Os castelos de areia pedem ao mar – vai embora!

Dureza e moleza não dizem nada sem que estejam no lugar.


{Dedicado ao professor Roberto}

sábado, 12 de junho de 2010

PEGA, LADRÃO.

Se nasceu com o coração atrás de um tampo de vidro,

não adianta negar que ele te arde.

Embora seja duro esconder essa parte,

alguém vai partir este teu amigo.

Uma vez ele exposto desde o teu nascimento,

todos sabem o que vai nele, então.

Se não te arrancam todo o coração,

feri-lo é só questão de tempo.

Pode pular, se debater de medo agora;

antes mesmo que te arranquem a cabeça.

Não há fuga, nem nada que impeça,

quando, enfim, chegar a tua hora.

Vais querer impedir tamanho sofrimento,

fugir do que te faz amar.

Mas ele te vão roubar,

e tu vais assentir sem consentimento.

Estará ele não mais na vitrine,

mas nas barracas sujas de uma feira.

Verás a tua melhor parte inteira,

cortada e jogada num cesto de vime.

E lá todo partido o órgão,

sorrirá contente de volta.

Atravessaste de uma vez a porta

daqueles que amam sem noção.

Quebraram todo vidro e toda regra,

abriram ali um vão.

Levaram-te todo o coração,

estraçalharam o tampo à pedra!


quarta-feira, 9 de junho de 2010

O QUE FAÇO COM VOCÊ?

Brincando de saudades e inventando um querer bem que não tem, não dá para ligar de noite e te chamar de meu bem. Nem posso encaixar pronomes possessivos ao falar de ti no meio de minha fala. Eu sei que você existe, mas e daí? Nada mudou. Não há brilho a mais na manhã, horas a menos na noite, não rolo na cama, não suspiro quando viajo, nem minha voz embarga de emoção. Não mudo o caminho para te ver, não bate vontade de gastar créditos do celular; ganhei uma coisa e não te conto, para que você quer mesmo saber? Nem vai torcer. Então, o que faço com você?
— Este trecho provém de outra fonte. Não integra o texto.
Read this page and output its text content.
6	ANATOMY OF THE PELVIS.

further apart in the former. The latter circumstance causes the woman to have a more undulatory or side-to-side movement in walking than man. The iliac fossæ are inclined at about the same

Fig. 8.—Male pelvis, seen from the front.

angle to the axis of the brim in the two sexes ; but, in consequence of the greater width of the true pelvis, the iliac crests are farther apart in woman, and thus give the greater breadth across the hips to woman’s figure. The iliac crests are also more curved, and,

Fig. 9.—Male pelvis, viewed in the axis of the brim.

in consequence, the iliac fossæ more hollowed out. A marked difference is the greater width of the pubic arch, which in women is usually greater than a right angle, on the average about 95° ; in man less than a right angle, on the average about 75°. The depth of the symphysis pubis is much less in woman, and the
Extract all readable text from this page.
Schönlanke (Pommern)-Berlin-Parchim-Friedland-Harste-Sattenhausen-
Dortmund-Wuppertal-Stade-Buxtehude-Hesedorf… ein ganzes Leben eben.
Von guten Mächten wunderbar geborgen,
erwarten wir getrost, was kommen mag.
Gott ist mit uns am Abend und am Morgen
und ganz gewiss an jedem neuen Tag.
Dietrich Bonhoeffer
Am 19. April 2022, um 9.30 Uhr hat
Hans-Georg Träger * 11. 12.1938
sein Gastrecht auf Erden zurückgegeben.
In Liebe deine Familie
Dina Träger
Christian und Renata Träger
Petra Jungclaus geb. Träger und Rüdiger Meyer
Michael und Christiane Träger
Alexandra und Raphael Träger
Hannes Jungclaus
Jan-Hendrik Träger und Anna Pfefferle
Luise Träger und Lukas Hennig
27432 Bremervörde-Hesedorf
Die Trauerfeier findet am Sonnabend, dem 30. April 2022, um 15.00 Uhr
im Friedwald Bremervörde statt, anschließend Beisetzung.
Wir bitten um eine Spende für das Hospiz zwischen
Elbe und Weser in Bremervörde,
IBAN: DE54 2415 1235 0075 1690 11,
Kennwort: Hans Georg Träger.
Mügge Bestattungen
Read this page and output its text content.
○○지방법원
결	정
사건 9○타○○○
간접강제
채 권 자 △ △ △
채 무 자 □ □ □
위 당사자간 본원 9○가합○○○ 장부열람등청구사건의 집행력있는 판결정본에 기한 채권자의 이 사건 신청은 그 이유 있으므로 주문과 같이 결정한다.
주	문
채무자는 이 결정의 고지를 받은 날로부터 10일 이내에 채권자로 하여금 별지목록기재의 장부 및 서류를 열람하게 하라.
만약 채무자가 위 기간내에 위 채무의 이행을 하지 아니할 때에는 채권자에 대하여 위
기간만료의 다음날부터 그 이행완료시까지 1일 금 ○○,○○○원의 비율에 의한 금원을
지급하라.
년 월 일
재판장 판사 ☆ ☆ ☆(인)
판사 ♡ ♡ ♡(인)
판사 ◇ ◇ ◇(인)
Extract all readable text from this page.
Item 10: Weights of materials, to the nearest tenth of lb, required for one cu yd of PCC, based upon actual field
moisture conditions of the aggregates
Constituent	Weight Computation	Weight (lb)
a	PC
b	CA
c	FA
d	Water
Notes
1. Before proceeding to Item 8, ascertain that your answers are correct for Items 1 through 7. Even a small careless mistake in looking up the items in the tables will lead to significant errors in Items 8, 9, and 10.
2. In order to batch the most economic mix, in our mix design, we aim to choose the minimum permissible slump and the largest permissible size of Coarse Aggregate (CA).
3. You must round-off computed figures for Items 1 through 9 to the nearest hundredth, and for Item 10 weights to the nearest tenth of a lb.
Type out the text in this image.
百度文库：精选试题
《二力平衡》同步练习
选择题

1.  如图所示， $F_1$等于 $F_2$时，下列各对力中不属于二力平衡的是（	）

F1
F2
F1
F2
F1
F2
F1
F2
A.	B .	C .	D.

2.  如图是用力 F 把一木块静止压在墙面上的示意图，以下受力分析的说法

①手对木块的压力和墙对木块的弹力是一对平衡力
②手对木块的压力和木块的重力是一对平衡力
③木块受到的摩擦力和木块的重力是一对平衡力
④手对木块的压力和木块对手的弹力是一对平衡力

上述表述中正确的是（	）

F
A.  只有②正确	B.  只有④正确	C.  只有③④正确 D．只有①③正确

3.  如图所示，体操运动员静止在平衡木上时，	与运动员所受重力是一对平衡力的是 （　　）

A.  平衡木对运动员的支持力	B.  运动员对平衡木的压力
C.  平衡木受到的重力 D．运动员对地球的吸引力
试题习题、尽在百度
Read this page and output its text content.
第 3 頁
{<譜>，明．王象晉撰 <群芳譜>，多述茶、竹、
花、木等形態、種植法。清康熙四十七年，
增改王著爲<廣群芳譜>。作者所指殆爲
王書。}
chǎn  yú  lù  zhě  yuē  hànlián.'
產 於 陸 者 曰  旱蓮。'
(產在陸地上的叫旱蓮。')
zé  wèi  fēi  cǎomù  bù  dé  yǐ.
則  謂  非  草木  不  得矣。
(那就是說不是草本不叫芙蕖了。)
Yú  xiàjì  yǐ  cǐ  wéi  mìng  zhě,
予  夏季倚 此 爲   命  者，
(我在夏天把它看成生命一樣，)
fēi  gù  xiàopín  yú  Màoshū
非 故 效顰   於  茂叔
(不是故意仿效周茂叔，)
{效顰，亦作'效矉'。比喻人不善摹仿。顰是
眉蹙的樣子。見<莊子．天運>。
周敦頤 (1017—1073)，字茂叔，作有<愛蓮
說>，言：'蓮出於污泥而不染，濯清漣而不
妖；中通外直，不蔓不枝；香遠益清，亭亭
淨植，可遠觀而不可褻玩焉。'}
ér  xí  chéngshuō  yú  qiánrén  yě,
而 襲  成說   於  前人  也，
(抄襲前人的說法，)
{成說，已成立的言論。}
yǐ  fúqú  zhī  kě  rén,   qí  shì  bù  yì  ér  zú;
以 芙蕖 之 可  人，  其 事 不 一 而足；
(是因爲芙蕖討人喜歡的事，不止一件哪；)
Você está doente? Melhoras! Não faço chazinho, carinho, denguinho e outros inhos que a doença traz. Vai se mudar de cidade? Escolhe um bairro onde tudo é perto. Não faço cena, não me jogo no chão, nem dói o coração porque não vou te ver. Então, o que faço com você?

Não é que eu te quero mal, não é que eu não te queira, não é isso! É que você existe, eu sei, mas não soma nem subtrai, não multiplica nem divide, como vou contabilizar você em minha vida se a gente faz de conta que conta um com o outro? Você me liga ou eu te procuro e a gente se encontra no escuro, na esquina, nas quebradas e nada do que dizemos se põe num grande vão onde se deposita o futuro – é só ali, de passagem, sorrateiros, bifurcados, historinha que ninguém crê. Então, o que faço com você?

Bote fé, aliás, não bote não porque posso mudar de opinião e você esperar sem necessidade. De mim nada espere além do bem que faço a todos sem especialidade. Seu aniversário é uma data e não um acontecimento, mas deixa comigo que listarei este evento no Orkut e se der eu apareço. Jamais dividiremos uma pizza, nem lençóis, nem uma janela, nem um par de ingressos, nem a alegria de nenhum dos dois: o meu é meu, o seu é seu e o nós não conjuga o verbo ser. Se isso tudo é verdade, se não há dor, não tem saudade, me diga - por caridade - o que eu faço com você?